The data governance dimension of smart city deployment is critical. The CNIL has published guidelines on the collection and use of personal data in smart city contexts, emphasizing the principles of proportionality, purpose limitation, and transparency. The General Data Protection Regulation (GDPR), which France was instrumental in designing, provides the legal framework for balancing innovation with privacy — a balance that becomes more complex as IoT sensors, facial recognition, and predictive analytics capabilities expand.
Assessment and Outlook: Connectivity as Social Infrastructure
France’s digital infrastructure deployment is a genuine success story — the country has moved from middle-of-the-pack broadband performance in 2015 to European leadership in fiber deployment by 2026, achieving this through a public-private investment model that other countries are now studying. The policy infrastructure for digital inclusion — CNFS, France Services, Aidants Connect — represents a serious commitment to ensuring that connectivity translates into capability.
But infrastructure alone is insufficient. The 13 million citizens lacking basic digital skills, the 4.3 million entirely disconnected, the persistent correlation between digital exclusion and poverty, low education, advanced age, and territorial isolation — these realities demonstrate that the digital divide is not primarily a technology problem.
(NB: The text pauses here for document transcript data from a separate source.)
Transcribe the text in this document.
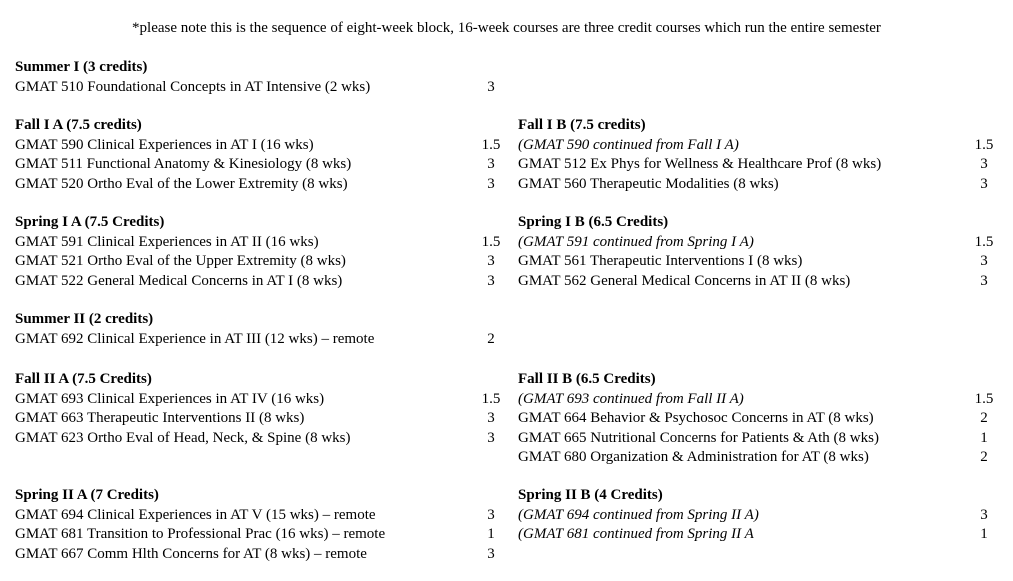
*please note this is the sequence of eight-week block, 16-week courses are three credit courses which run the entire semester
Summer I (3 credits)
GMAT 510 Foundational Concepts in AT Intensive (2 wks)	3
Fall I A (7.5 credits)
GMAT 590 Clinical Experiences in AT I (16 wks)	1.5
GMAT 511 Functional Anatomy & Kinesiology (8 wks)	3
GMAT 520 Ortho Eval of the Lower Extremity (8 wks)	3
Fall I B (7.5 credits)
(GMAT 590 continued from Fall I A)	1.5
GMAT 512 Ex Phys for Wellness & Healthcare Prof (8 wks)	3
GMAT 560 Therapeutic Modalities (8 wks)	3
Spring I A (7.5 Credits)
GMAT 591 Clinical Experiences in AT II (16 wks)	1.5
GMAT 521 Ortho Eval of the Upper Extremity (8 wks)	3
GMAT 522 General Medical Concerns in AT I (8 wks)	3
Spring I B (6.5 Credits)
(GMAT 591 continued from Spring I A)	1.5
GMAT 561 Therapeutic Interventions I (8 wks)	3
GMAT 562 General Medical Concerns in AT II (8 wks)	3
Summer II (2 credits)
GMAT 692 Clinical Experience in AT III (12 wks) – remote	2
Fall II A (7.5 Credits)
GMAT 693 Clinical Experiences in AT IV (16 wks)	1.5
GMAT 663 Therapeutic Interventions II (8 wks)	3
GMAT 623 Ortho Eval of Head, Neck, & Spine (8 wks)	3
Fall II B (6.5 Credits)
(GMAT 693 continued from Fall II A)	1.5
GMAT 664 Behavior & Psychosoc Concerns in AT (8 wks)	2
GMAT 665 Nutritional Concerns for Patients & Ath (8 wks)	1
GMAT 680 Organization & Administration for AT (8 wks)	2
Spring II A (7 Credits)
GMAT 694 Clinical Experiences in AT V (15 wks) – remote	3
GMAT 681 Transition to Professional Prac (16 wks) – remote	1
GMAT 667 Comm Hlth Concerns for AT (8 wks) – remote	3
Spring II B (4 Credits)
(GMAT 694 continued from Spring II A)	3
(GMAT 681 continued from Spring II A	1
It is a social problem whose resolution requires investment in human capability, institutional accessibility, and the redesign of public services to serve all citizens rather than only those who are digitally fluent.
The digital economy’s potential contribution to French prosperity — through productivity gains, new business creation, improved public services, and enhanced democratic participation — is vast. But this potential is realized only when the entire population can participate. A digital economy that serves 82% of citizens while excluding 18% is not merely inefficient — it is a violation of the republican promise of universality that France’s social model exists to fulfill. The connectivity infrastructure is nearly complete. The harder work — building digital capability across every territory, generation, and social class — has only begun.